Poliessov giró los interruptores. Desde la pantalla se veía a los exploradores saltar a tierra, correr por la Pendiente de la cuenca y desaparecer entre las ruinas. Poliessov sacó entonces unas cajitas y pan de un paquete impermeable. Los tres se pusieron a comer, bebiendo café caliente de un termo.

— ¿Dónde estabas durantes la explosión, Iván Ivanovic? — preguntó Berkut.

— En Lantanida.

— Has sido afortunado.

— No sólo yo, por suerte — prosiguió Iván Ivanovic—. Aquí no había casi nadie. El laboratorio era teledirigido… Miren a nuestro piloto…

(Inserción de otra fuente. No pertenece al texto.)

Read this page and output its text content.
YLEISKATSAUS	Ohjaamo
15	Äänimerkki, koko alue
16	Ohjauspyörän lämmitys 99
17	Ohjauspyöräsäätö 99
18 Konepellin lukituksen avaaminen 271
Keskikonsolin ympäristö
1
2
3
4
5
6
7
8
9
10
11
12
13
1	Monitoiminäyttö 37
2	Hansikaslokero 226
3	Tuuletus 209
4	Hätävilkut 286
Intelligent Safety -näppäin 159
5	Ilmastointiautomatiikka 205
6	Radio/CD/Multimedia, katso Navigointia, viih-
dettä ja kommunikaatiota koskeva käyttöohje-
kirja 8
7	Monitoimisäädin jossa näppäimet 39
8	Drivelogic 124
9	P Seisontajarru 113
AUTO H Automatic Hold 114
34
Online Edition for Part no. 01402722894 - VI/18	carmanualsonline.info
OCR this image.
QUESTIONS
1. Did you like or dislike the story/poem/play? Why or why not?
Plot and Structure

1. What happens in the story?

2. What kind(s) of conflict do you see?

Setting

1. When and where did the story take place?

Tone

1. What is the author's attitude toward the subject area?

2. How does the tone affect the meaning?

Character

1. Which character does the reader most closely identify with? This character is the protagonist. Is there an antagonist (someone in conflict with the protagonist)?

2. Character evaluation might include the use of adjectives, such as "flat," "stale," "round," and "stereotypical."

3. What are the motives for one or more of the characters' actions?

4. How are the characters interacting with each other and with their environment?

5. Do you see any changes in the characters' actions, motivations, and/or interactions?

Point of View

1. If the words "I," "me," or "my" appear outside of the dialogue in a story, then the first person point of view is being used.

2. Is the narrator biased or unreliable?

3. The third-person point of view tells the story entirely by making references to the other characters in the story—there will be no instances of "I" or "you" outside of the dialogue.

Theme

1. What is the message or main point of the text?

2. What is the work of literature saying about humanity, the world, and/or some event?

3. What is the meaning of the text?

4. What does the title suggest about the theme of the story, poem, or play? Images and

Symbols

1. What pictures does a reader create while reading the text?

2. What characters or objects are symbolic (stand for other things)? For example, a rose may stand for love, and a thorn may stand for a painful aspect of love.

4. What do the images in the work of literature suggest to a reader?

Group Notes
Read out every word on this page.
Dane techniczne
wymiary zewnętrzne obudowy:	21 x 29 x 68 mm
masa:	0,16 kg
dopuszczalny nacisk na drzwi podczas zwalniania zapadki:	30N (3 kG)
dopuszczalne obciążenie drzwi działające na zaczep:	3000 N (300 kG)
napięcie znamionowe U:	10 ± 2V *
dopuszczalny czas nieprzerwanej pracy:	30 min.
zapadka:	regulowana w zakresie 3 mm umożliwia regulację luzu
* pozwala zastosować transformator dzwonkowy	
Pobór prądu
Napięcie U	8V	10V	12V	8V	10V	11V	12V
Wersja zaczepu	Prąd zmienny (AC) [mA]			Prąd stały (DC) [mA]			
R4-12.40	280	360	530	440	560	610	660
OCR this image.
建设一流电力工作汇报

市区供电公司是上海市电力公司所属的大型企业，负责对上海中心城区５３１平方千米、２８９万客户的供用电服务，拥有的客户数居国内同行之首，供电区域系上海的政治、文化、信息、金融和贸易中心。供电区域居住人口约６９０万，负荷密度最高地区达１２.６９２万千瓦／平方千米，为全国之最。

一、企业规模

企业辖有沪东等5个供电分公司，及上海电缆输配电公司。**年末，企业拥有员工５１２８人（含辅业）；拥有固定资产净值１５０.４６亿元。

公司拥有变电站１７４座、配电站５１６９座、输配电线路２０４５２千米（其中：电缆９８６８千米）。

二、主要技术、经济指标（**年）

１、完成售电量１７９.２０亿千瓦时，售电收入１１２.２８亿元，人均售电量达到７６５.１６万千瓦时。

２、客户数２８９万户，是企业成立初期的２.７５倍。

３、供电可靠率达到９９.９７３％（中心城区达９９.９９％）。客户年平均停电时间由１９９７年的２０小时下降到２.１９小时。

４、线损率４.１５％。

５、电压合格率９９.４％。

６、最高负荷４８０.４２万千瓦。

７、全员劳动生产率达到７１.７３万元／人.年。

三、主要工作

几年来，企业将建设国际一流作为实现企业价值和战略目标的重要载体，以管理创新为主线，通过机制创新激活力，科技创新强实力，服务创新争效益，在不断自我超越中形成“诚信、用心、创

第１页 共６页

Berkut se volvió. Poliessov dormía con la cabeza apoyada sobre el tablero de mandos, apretando entre las rodillas el termo del café.

— Está agotado — dijo Iván Ivanovic.

Poliessov se despertó, arregló los platos, se apoyó en el respaldo y se durmió de nuevo. Pero Iván Ivanovic lanzó un grito de alegría:

— ¡Vuelven los exploradores!

Entre las ruinas calcinadas aparecieron brillantes puntos móviles. Poliessov se restregó los ojos y se estiró, haciendo sonar todas las articulaciones. Luego se inclinó sobre el cuadro y empezó a leer los registros.

— La radiación no es muy fuerte, veinticinco roentgen. Temperatura… Presión… Humedad… Todo normal. Albúmina. Bacterias…

— Bien por las bacterias — dijo Iván Ivanovic—. ¡Continúe!